Une soirée qui tombe à l'eau - Barbara Correa

Les derniers rayons du soleil avaient disparu. La ville tombait petit à petit dans la nuit sombre. De plus, j’observais que le ciel se couvrait de nuages. Pas de lune, pas d’étoiles, seuls les réverbères donnaient un peu de lumière. J’avais une sortie entre amies qui devait se dérouler ce soir. Je l’attendais avec impatience, car je n’avais eu aucun divertissement depuis un mois, mon emploi m’ayant pris tout mon temps. Je m’étais préparée à l’éventualité d’une pluie, j’avais donc prévu de mettre un pantalon et des chaussures fermées. J’essayais de soigner mon maquillage. J’avais aperçu, depuis peu, des taches brunes peau qui auraient bien besoin d’être soignées. Pour l’instant, je les dissimulais à l’aide de mon fond de teint et d’un peu de poudre. J’avais mis un chemisier en soie gris que je venais d’acquérir. Je trouvais qu’il m’allait à ravir.
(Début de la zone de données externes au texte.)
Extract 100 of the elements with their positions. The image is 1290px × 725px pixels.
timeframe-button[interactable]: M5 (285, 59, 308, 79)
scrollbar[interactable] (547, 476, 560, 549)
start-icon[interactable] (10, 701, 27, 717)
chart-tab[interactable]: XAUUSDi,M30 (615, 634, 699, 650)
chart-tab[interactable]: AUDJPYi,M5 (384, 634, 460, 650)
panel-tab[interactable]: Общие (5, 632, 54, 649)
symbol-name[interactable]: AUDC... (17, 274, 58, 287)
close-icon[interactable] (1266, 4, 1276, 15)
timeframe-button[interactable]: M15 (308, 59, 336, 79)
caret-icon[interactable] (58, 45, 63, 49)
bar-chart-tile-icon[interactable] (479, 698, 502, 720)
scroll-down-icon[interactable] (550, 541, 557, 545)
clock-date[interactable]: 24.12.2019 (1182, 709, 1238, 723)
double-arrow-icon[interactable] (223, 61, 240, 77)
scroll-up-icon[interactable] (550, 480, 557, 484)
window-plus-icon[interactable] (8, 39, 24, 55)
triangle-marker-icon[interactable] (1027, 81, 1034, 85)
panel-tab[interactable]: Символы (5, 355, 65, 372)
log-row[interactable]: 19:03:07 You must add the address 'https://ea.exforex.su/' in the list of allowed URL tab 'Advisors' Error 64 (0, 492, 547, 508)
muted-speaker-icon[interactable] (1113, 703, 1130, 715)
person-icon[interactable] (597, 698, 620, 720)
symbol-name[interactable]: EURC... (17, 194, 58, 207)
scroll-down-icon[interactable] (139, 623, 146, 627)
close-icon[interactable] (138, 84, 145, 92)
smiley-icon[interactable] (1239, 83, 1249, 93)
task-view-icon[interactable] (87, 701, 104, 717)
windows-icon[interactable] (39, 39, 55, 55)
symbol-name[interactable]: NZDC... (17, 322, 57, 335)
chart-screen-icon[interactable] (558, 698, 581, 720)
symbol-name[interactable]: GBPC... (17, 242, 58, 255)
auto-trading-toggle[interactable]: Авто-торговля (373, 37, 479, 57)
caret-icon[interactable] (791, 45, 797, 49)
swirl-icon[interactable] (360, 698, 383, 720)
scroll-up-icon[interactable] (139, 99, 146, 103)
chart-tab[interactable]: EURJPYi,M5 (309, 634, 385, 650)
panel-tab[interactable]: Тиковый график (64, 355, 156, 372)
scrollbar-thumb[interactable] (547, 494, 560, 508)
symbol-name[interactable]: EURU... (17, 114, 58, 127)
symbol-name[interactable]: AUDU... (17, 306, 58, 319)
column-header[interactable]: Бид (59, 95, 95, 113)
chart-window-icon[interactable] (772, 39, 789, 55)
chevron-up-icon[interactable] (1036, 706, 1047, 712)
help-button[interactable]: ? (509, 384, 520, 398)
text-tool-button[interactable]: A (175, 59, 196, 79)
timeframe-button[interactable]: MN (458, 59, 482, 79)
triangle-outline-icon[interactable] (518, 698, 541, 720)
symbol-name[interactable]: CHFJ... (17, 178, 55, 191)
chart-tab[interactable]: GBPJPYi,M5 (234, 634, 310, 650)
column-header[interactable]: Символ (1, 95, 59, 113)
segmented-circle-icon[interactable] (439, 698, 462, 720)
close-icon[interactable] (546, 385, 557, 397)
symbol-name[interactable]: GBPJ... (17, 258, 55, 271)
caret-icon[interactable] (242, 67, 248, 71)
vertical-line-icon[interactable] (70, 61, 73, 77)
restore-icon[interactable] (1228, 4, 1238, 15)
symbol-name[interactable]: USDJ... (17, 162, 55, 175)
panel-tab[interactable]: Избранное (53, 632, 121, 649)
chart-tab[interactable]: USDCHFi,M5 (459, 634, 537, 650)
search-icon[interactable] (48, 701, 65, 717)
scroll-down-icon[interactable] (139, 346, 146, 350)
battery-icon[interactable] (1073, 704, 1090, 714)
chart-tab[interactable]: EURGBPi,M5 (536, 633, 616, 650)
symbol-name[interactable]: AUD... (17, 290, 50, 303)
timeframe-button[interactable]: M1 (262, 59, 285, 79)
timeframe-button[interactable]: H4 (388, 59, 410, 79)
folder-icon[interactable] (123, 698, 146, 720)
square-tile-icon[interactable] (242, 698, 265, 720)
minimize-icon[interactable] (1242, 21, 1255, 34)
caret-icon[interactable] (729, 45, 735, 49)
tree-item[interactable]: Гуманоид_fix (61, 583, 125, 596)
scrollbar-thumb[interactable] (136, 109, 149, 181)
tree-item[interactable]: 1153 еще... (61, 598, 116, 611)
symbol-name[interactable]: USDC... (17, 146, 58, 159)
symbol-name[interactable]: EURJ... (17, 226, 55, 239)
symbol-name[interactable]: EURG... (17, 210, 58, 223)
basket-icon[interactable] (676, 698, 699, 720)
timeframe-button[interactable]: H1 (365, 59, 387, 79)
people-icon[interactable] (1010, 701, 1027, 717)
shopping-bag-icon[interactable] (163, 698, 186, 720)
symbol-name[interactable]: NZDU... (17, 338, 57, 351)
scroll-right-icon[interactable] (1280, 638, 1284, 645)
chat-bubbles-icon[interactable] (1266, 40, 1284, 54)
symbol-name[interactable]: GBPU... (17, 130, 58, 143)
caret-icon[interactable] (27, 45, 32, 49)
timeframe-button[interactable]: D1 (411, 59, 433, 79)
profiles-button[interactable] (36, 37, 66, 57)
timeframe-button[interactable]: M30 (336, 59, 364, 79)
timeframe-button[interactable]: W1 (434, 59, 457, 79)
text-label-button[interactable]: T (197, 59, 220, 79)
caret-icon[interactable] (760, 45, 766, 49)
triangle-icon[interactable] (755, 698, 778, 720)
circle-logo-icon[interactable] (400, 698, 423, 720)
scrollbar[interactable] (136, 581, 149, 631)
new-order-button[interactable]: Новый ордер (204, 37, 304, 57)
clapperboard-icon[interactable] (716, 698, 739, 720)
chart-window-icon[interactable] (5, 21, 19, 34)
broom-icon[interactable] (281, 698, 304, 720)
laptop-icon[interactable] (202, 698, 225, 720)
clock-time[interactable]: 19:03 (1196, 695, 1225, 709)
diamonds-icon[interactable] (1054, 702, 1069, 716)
Enfin prête, je me disposais à partir quand mon téléphone vibra, marquant ainsi l’arrivée d’un message. L’heure du rendez-vous avec mes amies était repoussée, car aucune ne serait là à celle que nous avions convenu. J’avais encore une heure avant de m’en aller. Je me posais dans le salon. Je voulais en profiter pour regarder mon courrier en retard. Pour quelle raison ai-je commencé à dépouiller un contrat d’assurance que je voulais revoir depuis longtemps ? Parce que je savais que c’était très important que je le fasse au plus vite, mais je ne vis pas le temps passer. Heureusement, une autre sonnerie retentit. Mes amies m’attendaient.

Vite fait, je partis et appelais un taxi dans la rue pour être plus rapidement au restaurant où je devais les retrouver. Pas de chance, aucun chauffeur n’était libre. Je devais faire le trajet à pied. Une dizaine de minutes plus tard, alors que j’étais presque arrivée, la pluie se mit à tomber. On aurait crû des seaux d’eau que des esprits farceurs s’amusaient à jeter du ciel. Le grondement de l’orage arriva. Je n’étais plus très loin. Je me motivais intérieurement pour trouver le courage d’affronter les éléments. À peine avais-je posé le pied en dehors de mon abri, que la pluie redoubla. Je me mis à courir. Je sentais que l’eau pénétrait à travers les différentes couches de mes vêtements. Trempée, le maquillage coulant sur le visage, je ne pouvais pas avoir une figure décente au restaurant. En fin de compte, j’appelais mes amies pour leur dire que je ne viendrais pas et je rentrais chez moi.